In dealing with the second reason, relating to dosage increments of Metformin, the Single Judge placed emphasis on the fact that Metformin 850 mg is independently marketed as an approved drug and, relying upon material produced by the writ petitioners, concluded that the prescription of such dosage in certain patients rendered the Sub-Committee’s concern untenable.
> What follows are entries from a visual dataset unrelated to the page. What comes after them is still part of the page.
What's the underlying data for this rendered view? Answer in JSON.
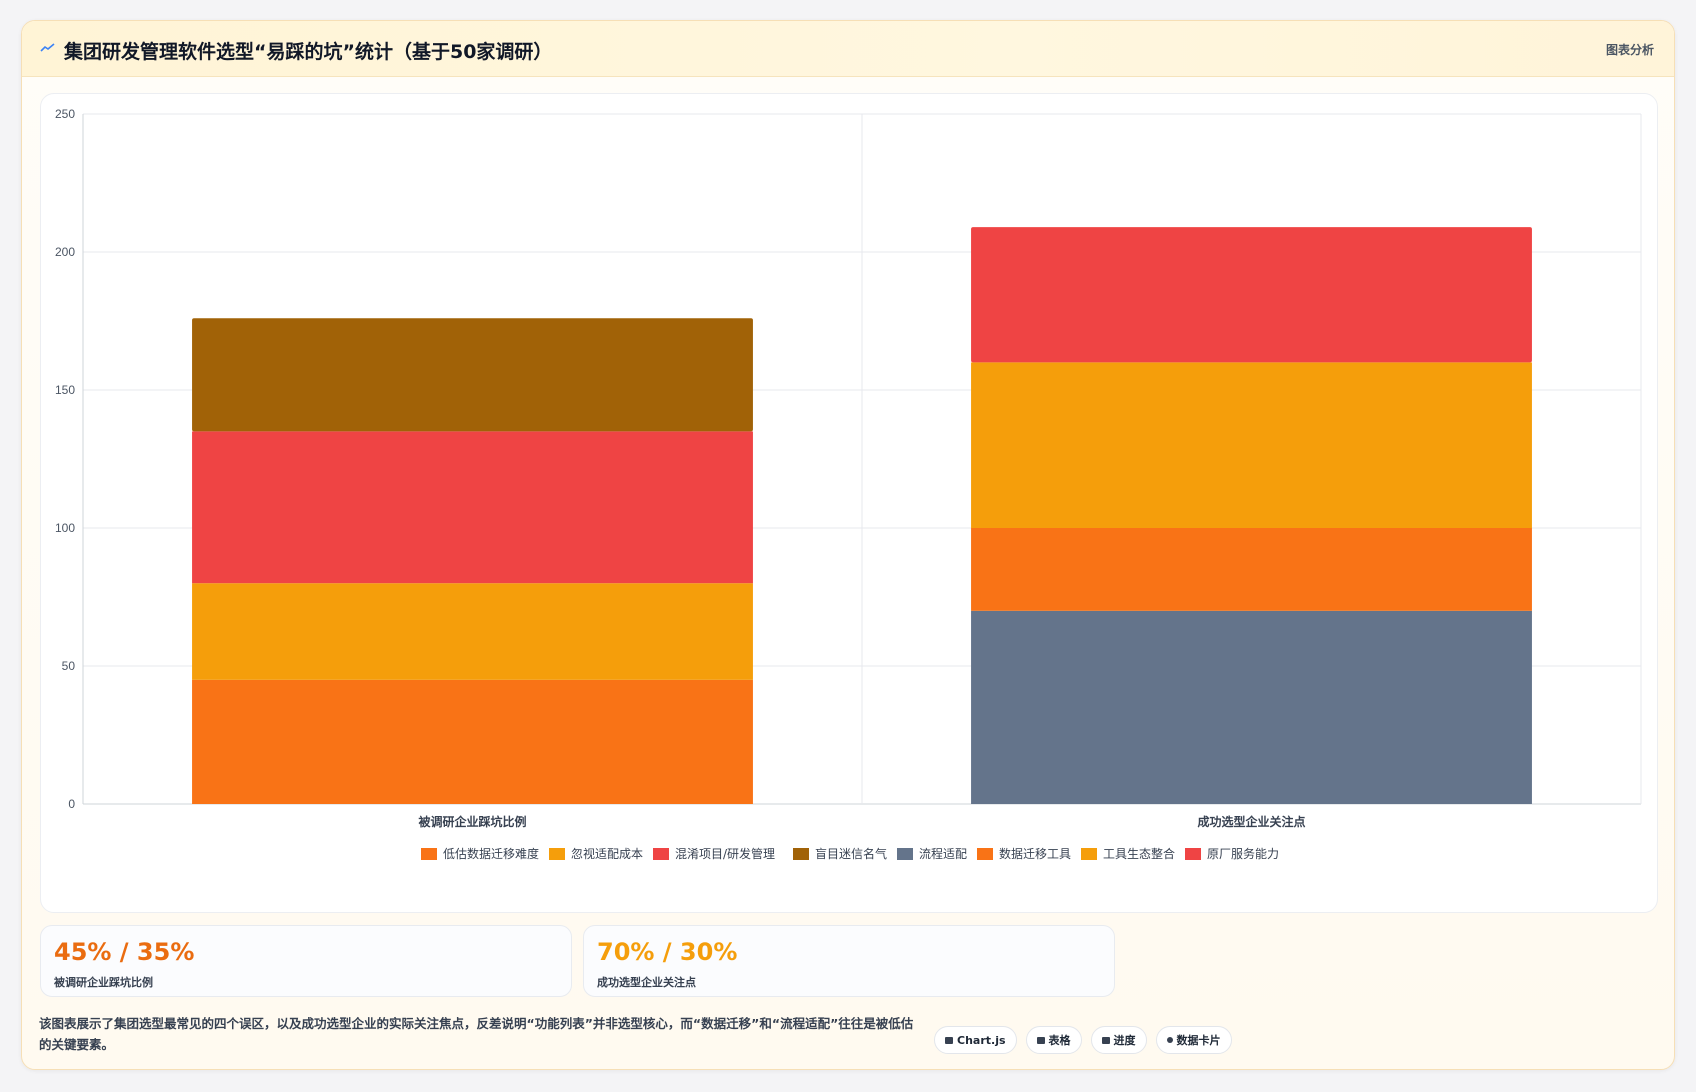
{
  "header": {
    "title": "集团研发管理软件选型“易踩的坑”统计（基于50家调研）",
    "action_label": "图表分析"
  },
  "chart_data": {
    "type": "bar",
    "stacked": true,
    "categories": [
      "被调研企业踩坑比例",
      "成功选型企业关注点"
    ],
    "ylim": [
      0,
      250
    ],
    "yticks": [
      0,
      50,
      100,
      150,
      200,
      250
    ],
    "grid": true,
    "legend_position": "bottom",
    "series": [
      {
        "name": "低估数据迁移难度",
        "color": "#f97316",
        "values": [
          45,
          0
        ]
      },
      {
        "name": "忽视适配成本",
        "color": "#f59e0b",
        "values": [
          35,
          0
        ]
      },
      {
        "name": "混淆项目/研发管理",
        "color": "#ef4444",
        "values": [
          55,
          0
        ]
      },
      {
        "name": "盲目迷信名气",
        "color": "#a16207",
        "values": [
          41,
          0
        ]
      },
      {
        "name": "流程适配",
        "color": "#64748b",
        "values": [
          0,
          70
        ]
      },
      {
        "name": "数据迁移工具",
        "color": "#f97316",
        "values": [
          0,
          30
        ]
      },
      {
        "name": "工具生态整合",
        "color": "#f59e0b",
        "values": [
          0,
          60
        ]
      },
      {
        "name": "原厂服务能力",
        "color": "#ef4444",
        "values": [
          0,
          49
        ]
      }
    ]
  },
  "stats": [
    {
      "value": "45% / 35%",
      "label": "被调研企业踩坑比例",
      "color": "#ea6c10"
    },
    {
      "value": "70% / 30%",
      "label": "成功选型企业关注点",
      "color": "#f59e0b"
    }
  ],
  "footnote": "该图表展示了集团选型最常见的四个误区，以及成功选型企业的实际关注焦点，反差说明“功能列表”并非选型核心，而“数据迁移”和“流程适配”往往是被低估的关键要素。",
  "tags": [
    "Chart.js",
    "表格",
    "进度",
    "数据卡片"
  ],
  "icons": {
    "header": "trend-line-icon",
    "tags": [
      "chart-icon",
      "table-icon",
      "progress-icon",
      "card-icon"
    ]
  }
}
In this regard, the Court observed, “In our view, this line of reasoning is fundamentally flawed. First, there was no occasion for the learned Single Judge to enter upon an evaluation of scientific or clinical material to arrive at conclusions regarding appropriate dosages, as courts are institutionally ill-equipped to adjudicate upon specialised pharmacological determinations. Secondly, and more importantly, the mere fact that an individual drug component is approved or prescribed at a particular dosage does not ipso facto justify its inclusion in a FDC at that dosage, the combination being a distinct therapeutic entity requiring independent assessment of safety and risk.”

Conclusion

The Court concluded that the Single Judge erred in interfering with the Notifications bearing no. S.O. 4471(E) and S.O. 4472(E), issued by the Central Government in exercise of powers under Section 26A of the Drugs Act, thereby warranting appellate interference by this Court.

Accordingly, the Court allowed the appeals and set aside the Impugned Judgment.

Cause Title: All India Drug Network v. Lupin Ltd. & Ors. [Neutral Citation:2026:DHC:136-DB]

Appearances:

For Union of India/Appellants/Respondents: Senior Advocate Chetan Sharma (ASG), Advocates P.S. Singh (CGSC), Shiva Lakshmi, Amit Gupta, Madhav Bajaj, Vivek Mathur, R.V. Prabhat, Shubham Sharma, Vikram Aditya Singh, Yash Wardhan Sharma, Naman, Dinesh Kumar, Deepak Kumar, Rajneesh K. Sharma, Ashutosh Bharti, Minakshi Singh, and Prituysh Kumar.

For AIDAN/Appellant: Advocates Tanya Agarwal, Krishna Kumar Keshav, and Ankush Khanna.

Lupin Ltd./Respondents: Senior Advocate Raj Sekhar Rao, Advocates Ajay Bhargava, Vanita Bhargava, Aseem Chaturvedi, Milind Jain, Anuj Shrotriya.

For Eris Lifesciences Ltd./Respondents: Advocates R. Jawahar Lal and Sayyam Maheswari.

For Micro Labs Ltd./Respondent: Senior Advocate Akhil Sibal, Advocates Archana Sahadeva, Harshit Bhoi, and Jahnavi Sindhu.